スパイ容疑 ◼️10/31推敲◼️
俺は階下の応接室で一先ず待っているよう言われた……
(考えて見ればガルダの衣服は引きちぎれたままだったっけ。
シーツを羽織っていたとは言え、気を回すべきだったな。)
などと考えながら暫く待っているとガルダが降りて来るのが分かった。
(まさかとは思うが、カラスの羽で作られた服をもう一着
なんて落ちは無いだろうな……)
幸いにもその考えは杞憂で、ワインレッド色のシックなドレス姿であった。
(意外と綺麗な顔のつくりをしている。髪は良く見ていなかったがシルバーブロンドってやつだな。)
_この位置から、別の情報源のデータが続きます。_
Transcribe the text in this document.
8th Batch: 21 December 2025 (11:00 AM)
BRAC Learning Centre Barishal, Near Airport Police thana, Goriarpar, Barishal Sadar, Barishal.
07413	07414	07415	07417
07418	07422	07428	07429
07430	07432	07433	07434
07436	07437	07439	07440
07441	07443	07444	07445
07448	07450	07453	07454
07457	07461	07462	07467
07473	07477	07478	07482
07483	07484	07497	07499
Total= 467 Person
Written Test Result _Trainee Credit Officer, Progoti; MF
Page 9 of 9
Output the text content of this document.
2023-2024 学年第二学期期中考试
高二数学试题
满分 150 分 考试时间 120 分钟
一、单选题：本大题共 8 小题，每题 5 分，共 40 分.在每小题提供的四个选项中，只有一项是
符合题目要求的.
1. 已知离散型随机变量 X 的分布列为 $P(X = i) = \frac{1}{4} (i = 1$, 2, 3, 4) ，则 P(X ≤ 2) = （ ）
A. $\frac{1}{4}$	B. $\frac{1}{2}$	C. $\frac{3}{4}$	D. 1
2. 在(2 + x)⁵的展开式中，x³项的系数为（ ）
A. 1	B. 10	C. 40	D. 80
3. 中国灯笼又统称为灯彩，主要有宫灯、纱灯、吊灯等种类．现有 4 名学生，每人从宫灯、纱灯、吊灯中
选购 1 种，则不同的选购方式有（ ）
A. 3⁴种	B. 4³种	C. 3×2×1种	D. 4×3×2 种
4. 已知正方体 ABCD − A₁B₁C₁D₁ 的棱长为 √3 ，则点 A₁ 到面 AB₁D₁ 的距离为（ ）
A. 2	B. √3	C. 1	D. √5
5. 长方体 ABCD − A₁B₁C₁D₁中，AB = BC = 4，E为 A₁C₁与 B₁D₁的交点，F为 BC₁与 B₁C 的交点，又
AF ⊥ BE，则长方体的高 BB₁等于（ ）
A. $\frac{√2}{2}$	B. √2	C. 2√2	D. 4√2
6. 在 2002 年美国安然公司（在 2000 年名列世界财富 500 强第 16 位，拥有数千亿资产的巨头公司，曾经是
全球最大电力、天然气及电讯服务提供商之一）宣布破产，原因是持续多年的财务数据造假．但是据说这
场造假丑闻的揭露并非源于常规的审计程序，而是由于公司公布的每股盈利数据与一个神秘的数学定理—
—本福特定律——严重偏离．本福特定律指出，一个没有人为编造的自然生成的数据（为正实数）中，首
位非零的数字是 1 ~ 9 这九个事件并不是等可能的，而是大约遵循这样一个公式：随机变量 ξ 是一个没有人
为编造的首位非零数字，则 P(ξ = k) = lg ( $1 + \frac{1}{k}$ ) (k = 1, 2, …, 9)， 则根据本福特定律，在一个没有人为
「待たしたな。どうだ?久しく他の服を着る機会も無かったが。」
「悪くないと思うぞ。」
「それだけか?」
「似合っているな」
「はあ、世辞一つもまともに言えんのかお前は……」
「えーと」
「もう良いわ。ところで、お前の名前はなんと言う?」
(そういや名も名乗っていなかった……)
「佐藤 隼人だ。」
「佐藤 隼人か……何て呼べばよい?」
「隼人でオーケーだ。」
「妾はガルダ·ソルニャじゃ。妾も呼び方はガルダで良い」
「よろしくな。ガルダ。」
「こちらこそな。」
彼女もうなずいた。
「さて、話は変わるが訳あって俺は帝都に向かわないとならない。」
「それは聞いた。ではすぐにでも出発するとしようか。」
(意外と乗り気なんだな……)
「ただ、問題がいくつかあって…………悩んでいる。」
「なんじゃ?」
「帝都に入るにあたっての通行証などを持っていないんだ。」
「それだけか?」
「金を持っていない……。まあ正確に言えば単位がでかすぎて、くずさないと使えないってところだ。」
「他には?」
「入るにあたって心読みの審議をパスできる気がしない。」
「他には?」
「今のところそれだけだ。」
「ふむ……。
隼人、お前実は犯罪者だとかじゃあるまいな?」
「この世界へ来て犯罪を犯したことなぞない。むしろ被害者と言えると思うが。」
「ふむ。後はどこぞの国のスパイとか?」
「俺がスパイに見えるか?」
「………………」
「間が気になるが……」
「はっきり言おう。
この土地の人種と明らかに違う外見、ダンジョンに単独に入ってゴブリンを狩ってくる度胸ともある。
資金も潤沢に持っているとも聞く……。
それらの事実からして指し示すのは他国の間者だ。」
「うーん」
「でも、お主は間違いなく間者ではないな。」
「?」
「行動に隙がありすぎる。人柄をとっても
とてもじゃないがお主にはなれん。まあ、あえてそう言うものを演じている可能性も無くはないがの?」
「まあ、どちらとも違う。俺はお前らの言葉で言うところの迷い人だ。」
「迷い人か……。なるほど……
なら一層、不可解なことだらけじゃな。」
「?」
「……分からぬのか?」
「………………」
「迷い人のくせに何故この地の言葉を喋れる?
しかも下町訛りのひどいスラングを……。
そして何故マナを操れるんだ?
迷い人に魔術の素養があるなぞ聞いたこともない。それだけじゃない……どうやってか知らぬがバルバレスまで使役する方法を持っている」
ガルダは続ける
「また何故くずさないと使えない単位の硬貨をお前は持っている?
迷い人が手にいれられる額としては明らかにおかしいじゃろう。
それにそもそも何故帝国圏内にいるのにお前は保護されていないんだ?迷い人の保護及び確保はこの国における最先事項だぞ?」
ここまで捲し立てた後、疲れたのかガルダは口をつぐんだ。
(うん。確かに突っ込みどころ満載だな。)
「聞きたいか?長くなるぞ?」
「ああ、かまわない。同行する以上知っておかないと駄目だろう。」
そこで俺は今までの経緯を少しだけ、はしょってガルダに告げたのだった。